Maximum static friction:

$f_{\max} = \mu_s m_A g = 0.3 \times 4 \times 9.81 = 11.77 \text{ N}$

Since $12 \text{ N} \gt 11.77 \text{ N}$, the required friction exceeds the maximum static friction. The blocks slide relative to each other.
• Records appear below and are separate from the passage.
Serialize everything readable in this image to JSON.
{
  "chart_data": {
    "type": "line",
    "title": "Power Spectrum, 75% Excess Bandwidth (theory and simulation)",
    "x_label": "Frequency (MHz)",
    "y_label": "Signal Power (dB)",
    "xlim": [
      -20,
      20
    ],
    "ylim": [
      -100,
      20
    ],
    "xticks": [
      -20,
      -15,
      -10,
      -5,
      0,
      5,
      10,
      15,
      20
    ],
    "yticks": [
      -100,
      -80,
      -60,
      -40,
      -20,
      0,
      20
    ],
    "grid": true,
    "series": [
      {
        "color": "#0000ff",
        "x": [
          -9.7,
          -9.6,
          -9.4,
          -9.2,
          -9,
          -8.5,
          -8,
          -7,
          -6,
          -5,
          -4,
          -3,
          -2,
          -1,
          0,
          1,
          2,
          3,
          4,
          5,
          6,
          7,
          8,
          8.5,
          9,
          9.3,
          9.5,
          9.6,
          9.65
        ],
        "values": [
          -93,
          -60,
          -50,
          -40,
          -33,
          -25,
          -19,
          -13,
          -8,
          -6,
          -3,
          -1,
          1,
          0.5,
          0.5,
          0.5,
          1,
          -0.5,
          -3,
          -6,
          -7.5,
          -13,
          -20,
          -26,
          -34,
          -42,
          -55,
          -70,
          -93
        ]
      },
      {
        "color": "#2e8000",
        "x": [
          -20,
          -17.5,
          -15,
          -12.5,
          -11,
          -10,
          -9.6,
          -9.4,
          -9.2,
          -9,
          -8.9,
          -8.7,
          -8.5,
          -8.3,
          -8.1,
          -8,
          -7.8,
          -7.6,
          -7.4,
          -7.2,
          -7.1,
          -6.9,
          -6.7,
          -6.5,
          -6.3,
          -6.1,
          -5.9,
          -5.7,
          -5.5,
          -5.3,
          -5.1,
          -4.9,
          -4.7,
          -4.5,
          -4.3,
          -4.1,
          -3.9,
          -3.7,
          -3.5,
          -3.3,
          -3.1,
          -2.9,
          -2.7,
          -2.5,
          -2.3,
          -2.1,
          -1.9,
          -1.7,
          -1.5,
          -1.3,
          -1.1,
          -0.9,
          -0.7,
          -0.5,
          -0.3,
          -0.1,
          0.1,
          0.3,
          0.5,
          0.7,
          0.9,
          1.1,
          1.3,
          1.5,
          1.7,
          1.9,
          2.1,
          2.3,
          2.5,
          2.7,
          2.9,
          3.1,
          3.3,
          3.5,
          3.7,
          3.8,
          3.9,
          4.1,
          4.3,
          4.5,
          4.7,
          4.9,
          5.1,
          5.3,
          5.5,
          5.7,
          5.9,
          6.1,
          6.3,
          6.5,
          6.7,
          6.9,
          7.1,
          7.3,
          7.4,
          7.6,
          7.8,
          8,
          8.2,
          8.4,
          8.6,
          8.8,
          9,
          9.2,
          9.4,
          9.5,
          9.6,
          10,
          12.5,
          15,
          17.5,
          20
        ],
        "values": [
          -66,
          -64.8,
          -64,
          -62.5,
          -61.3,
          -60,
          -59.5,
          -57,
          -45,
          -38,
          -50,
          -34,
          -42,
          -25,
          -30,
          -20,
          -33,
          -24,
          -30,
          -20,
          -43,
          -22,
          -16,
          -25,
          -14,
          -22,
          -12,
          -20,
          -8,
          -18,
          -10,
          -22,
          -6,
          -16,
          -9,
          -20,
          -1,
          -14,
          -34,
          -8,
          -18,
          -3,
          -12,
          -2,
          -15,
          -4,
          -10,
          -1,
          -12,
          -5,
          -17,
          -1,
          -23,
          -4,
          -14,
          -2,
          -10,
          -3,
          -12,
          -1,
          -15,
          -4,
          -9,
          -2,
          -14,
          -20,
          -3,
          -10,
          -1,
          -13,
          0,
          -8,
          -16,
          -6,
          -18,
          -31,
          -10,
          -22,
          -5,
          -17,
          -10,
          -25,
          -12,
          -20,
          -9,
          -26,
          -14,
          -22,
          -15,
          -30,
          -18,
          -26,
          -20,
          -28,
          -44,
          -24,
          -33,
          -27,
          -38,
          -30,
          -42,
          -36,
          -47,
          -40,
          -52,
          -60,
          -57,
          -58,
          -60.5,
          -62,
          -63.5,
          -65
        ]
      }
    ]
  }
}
Step 2: Find actual accelerations

Kinetic friction acts between the blocks:

$f_k = \mu_k m_A g = 0.25 \times 4 \times 9.81 = 9.81 \text{ N}$

For block A (friction provides the only horizontal force):

$a_A = \frac{f_k}{m_A} = \frac{9.81}{4} = 2.45 \text{ m s}^{-2}$

For block B (applied force minus kinetic friction):

$a_B = \frac{F - f_k}{m_B} = \frac{30 - 9.81}{6} = \frac{20.19}{6} = 3.37 \text{ m s}^{-2}$

Result: Block A accelerates at $2.45 \text{ m s}^{-2}$; Block B accelerates at $3.37 \text{ m s}^{-2}$. Block B slides out from under block A.

---

IT-3: Collision with Energy Loss Analysis (with Energy and Work)

Question:

Two trolleys approach each other on a horizontal frictionless track. Trolley A (mass $2$ kg) moves right at $5 \text{ m s}^{-1}$ and trolley B (mass $3$ kg) moves left at $3 \text{ m s}^{-1}$. They collide and stick together. Find (a) the common velocity after collision, (b) the kinetic energy lost, and (c) the distance the combined trolley slides on a rough surface ($\mu = 0.2$) after the collision.

Solution:

Taking right as positive.

(a) Conservation of momentum:

$m_A u_A + m_B u_B = (m_A + m_B)v$

$(2)(5) + (3)(-3) = (2 + 3)v$

$10 - 9 = 5v$

$v = 0.2 \text{ m s}^{-1} \text{ (to the right)}$

(b) Kinetic energy lost:

$KE_i = \frac{1}{2}(2)(5)^2 + \frac{1}{2}(3)(3)^2 = 25 + 13.5 = 38.5 \text{ J}$

$KE_f = \frac{1}{2}(5)(0.2)^2 = 0.1 \text{ J}$

$\Delta KE = 38.5 - 0.1 = 38.4 \text{ J} \text{ (lost to deformation/heat)}$

(c) Distance on rough surface:

The remaining KE is converted to work done against friction:

$KE_f = f \times d = \mu(m_A + m_B)g \times d$

$0.1 = 0.2 \times 5 \times 9.81 \times d$

$d = \frac{0.1}{9.81} = 0.0102 \text{ m} = 1.02 \text{ cm}$

Key insight: Momentum is always conserved in collisions, but kinetic energy is only conserved in elastic collisions. The massive energy loss ($38.4$ J out of $38.5$ J) shows this is a highly inelastic collision.